Intermittent build timeouts
Incident Report for Percy
Resolved
This incident has been resolved.

We made additional significant adjustments to our rendering infrastructure's resourcing and memory management systems to mitigate build timeouts, and have seen a subsequent drop in error rates and timeouts. Though the vast majority of screenshots were rendering without issue, during certain periods of high load and with very large "poison pages", significant memory pressure would occur and cause a cascading issue across our rendering clusters.

We will complete an internal root cause analysis and post-mortem to improve our systems and handling of this type of issue in the future, and we will continue monitoring for any similar issues. Thank you for your patience and support during this incident.
Posted May 21, 2021 - 12:48 PDT
Update
We have made significant adjustments to our rendering infrastructure's resourcing and memory management systems to mitigate build timeouts. Though the vast majority of screenshots are rendering without issue, certain very large "poison pages" may require significant resources to process and may result in timeouts.
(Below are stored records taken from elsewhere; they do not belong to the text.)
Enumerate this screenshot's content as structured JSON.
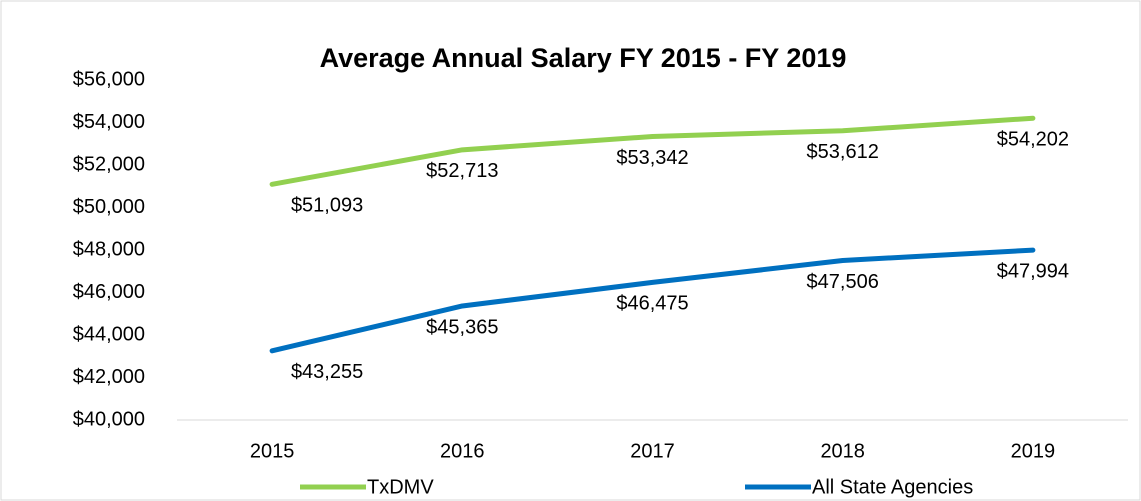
{
  "chart_data": {
    "type": "line",
    "title": "Average Annual Salary FY 2015 - FY 2019",
    "categories": [
      "2015",
      "2016",
      "2017",
      "2018",
      "2019"
    ],
    "series": [
      {
        "name": "TxDMV",
        "color": "#92d050",
        "values": [
          51093,
          52713,
          53342,
          53612,
          54202
        ],
        "value_labels": [
          "$51,093",
          "$52,713",
          "$53,342",
          "$53,612",
          "$54,202"
        ]
      },
      {
        "name": "All State Agencies",
        "color": "#0070c0",
        "values": [
          43255,
          45365,
          46475,
          47506,
          47994
        ],
        "value_labels": [
          "$43,255",
          "$45,365",
          "$46,475",
          "$47,506",
          "$47,994"
        ]
      }
    ],
    "ylim": [
      40000,
      56000
    ],
    "yticks": [
      {
        "value": 40000,
        "label": "$40,000"
      },
      {
        "value": 42000,
        "label": "$42,000"
      },
      {
        "value": 44000,
        "label": "$44,000"
      },
      {
        "value": 46000,
        "label": "$46,000"
      },
      {
        "value": 48000,
        "label": "$48,000"
      },
      {
        "value": 50000,
        "label": "$50,000"
      },
      {
        "value": 52000,
        "label": "$52,000"
      },
      {
        "value": 54000,
        "label": "$54,000"
      },
      {
        "value": 56000,
        "label": "$56,000"
      }
    ],
    "grid": false,
    "legend": "bottom"
  }
}
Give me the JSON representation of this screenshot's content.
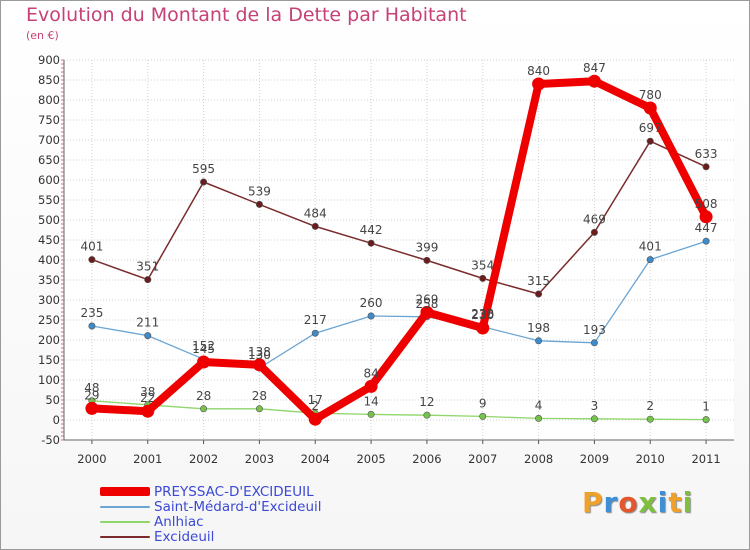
{
  "header": {
    "title": "Evolution du Montant de la Dette par Habitant",
    "subtitle": "(en €)"
  },
  "logo": {
    "text": "Proxiti",
    "letter_colors": [
      "#f0a12a",
      "#3e8fd6",
      "#e4572e",
      "#7fbf3f",
      "#3e8fd6",
      "#f0a12a",
      "#7fbf3f"
    ]
  },
  "chart_data": {
    "type": "line",
    "title": "Evolution du Montant de la Dette par Habitant",
    "subtitle": "(en €)",
    "x": [
      "2000",
      "2001",
      "2002",
      "2003",
      "2004",
      "2005",
      "2006",
      "2007",
      "2008",
      "2009",
      "2010",
      "2011"
    ],
    "ylim": [
      -50,
      900
    ],
    "yticks": [
      -50,
      0,
      50,
      100,
      150,
      200,
      250,
      300,
      350,
      400,
      450,
      500,
      550,
      600,
      650,
      700,
      750,
      800,
      850,
      900
    ],
    "grid": true,
    "legend_position": "bottom-left",
    "series": [
      {
        "name": "PREYSSAC-D'EXCIDEUIL",
        "color": "#ee0000",
        "marker_color": "#ee0000",
        "values": [
          29,
          22,
          145,
          138,
          2,
          84,
          269,
          230,
          840,
          847,
          780,
          508
        ]
      },
      {
        "name": "Saint-Médard-d'Excideuil",
        "color": "#6aa5d4",
        "marker_color": "#3f8ac8",
        "values": [
          235,
          211,
          152,
          130,
          217,
          260,
          258,
          233,
          198,
          193,
          401,
          447
        ]
      },
      {
        "name": "Anlhiac",
        "color": "#8fd66b",
        "marker_color": "#77c24d",
        "values": [
          48,
          38,
          28,
          28,
          17,
          14,
          12,
          9,
          4,
          3,
          2,
          1
        ]
      },
      {
        "name": "Excideuil",
        "color": "#7a2c2c",
        "marker_color": "#6b1d1d",
        "values": [
          401,
          351,
          595,
          539,
          484,
          442,
          399,
          354,
          315,
          469,
          697,
          633
        ]
      }
    ]
  }
}
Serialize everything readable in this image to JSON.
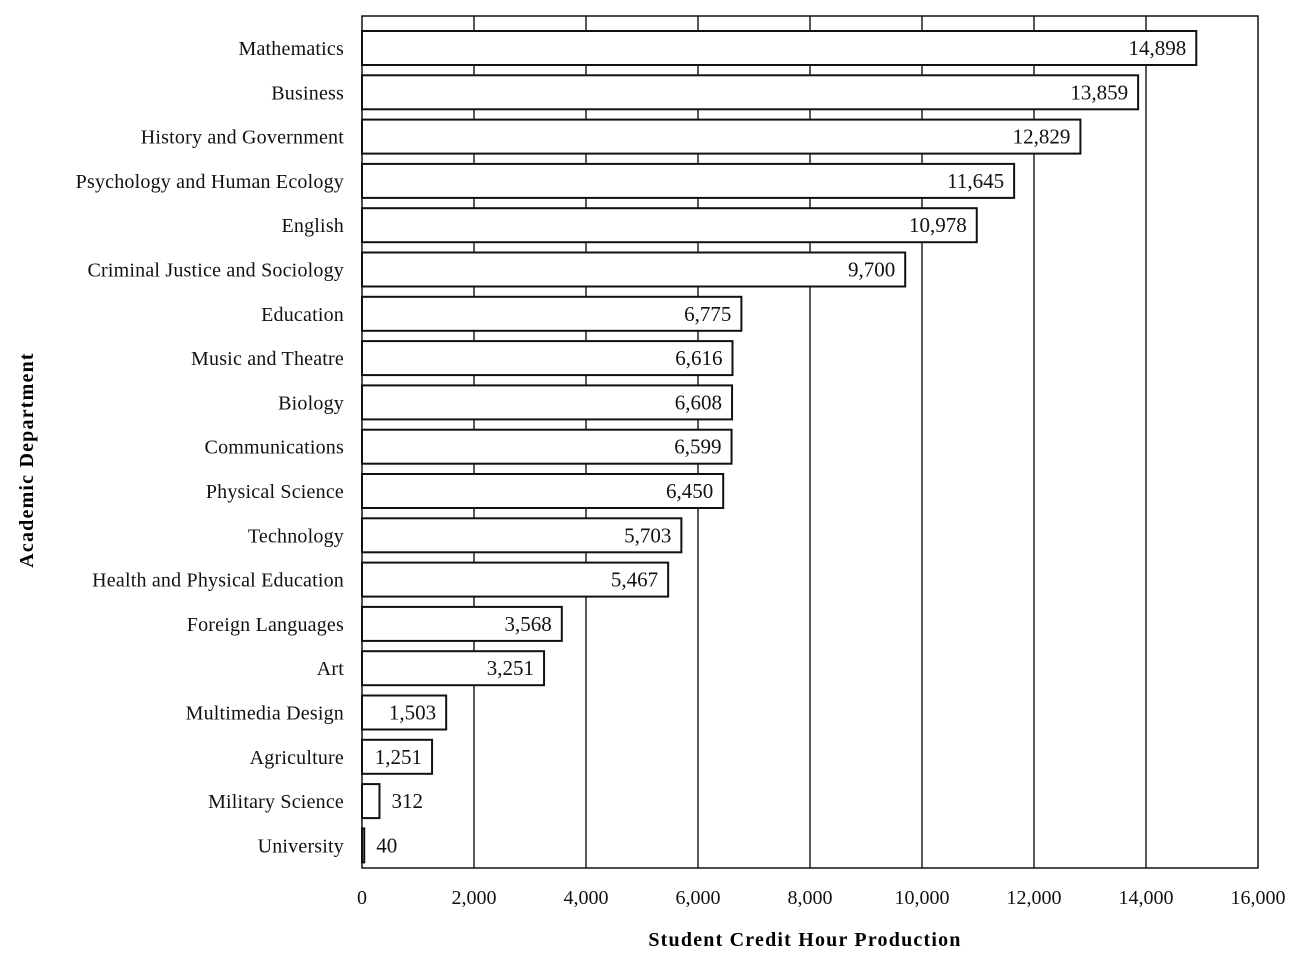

We are monitoring this closely and will update as we learn more, until this is fully resolved. Thank for your continued patience.
Posted May 20, 2021 - 14:08 PDT
Update
We are continuing to investigate this issue.
Posted May 20, 2021 - 06:03 PDT
Update
We are continuing to investigate this issue.
Posted May 20, 2021 - 03:15 PDT
Monitoring
We have identified what we believe to be the root cause of memory pressure issues in our rendering infrastructure. Certain very large "poison pages" caused a new type of memory pressure in Firefox which was not correctly handled and resulted in timeouts and failed builds. We have updated our systems to better handle this edge case and are now verifying the fix.

We will leave this issue open for the next 24-48 hours as we verify the fix works under normal load.
Posted May 19, 2021 - 10:58 PDT
Investigating
We are currently investigating an incident with intermittent build timeouts which began last night around 8:30 pm PT affecting multiple customers, which has since stabilized. The problem is not currently happening, but we are proactively declaring an incident because we believe it may reoccur again under certain load conditions.

We are working to identify and remediate this and will update this incident as we root cause the issue. Thank you for your patience.
Posted May 19, 2021 - 06:42 PDT
This incident affected: Rendering infrastructure.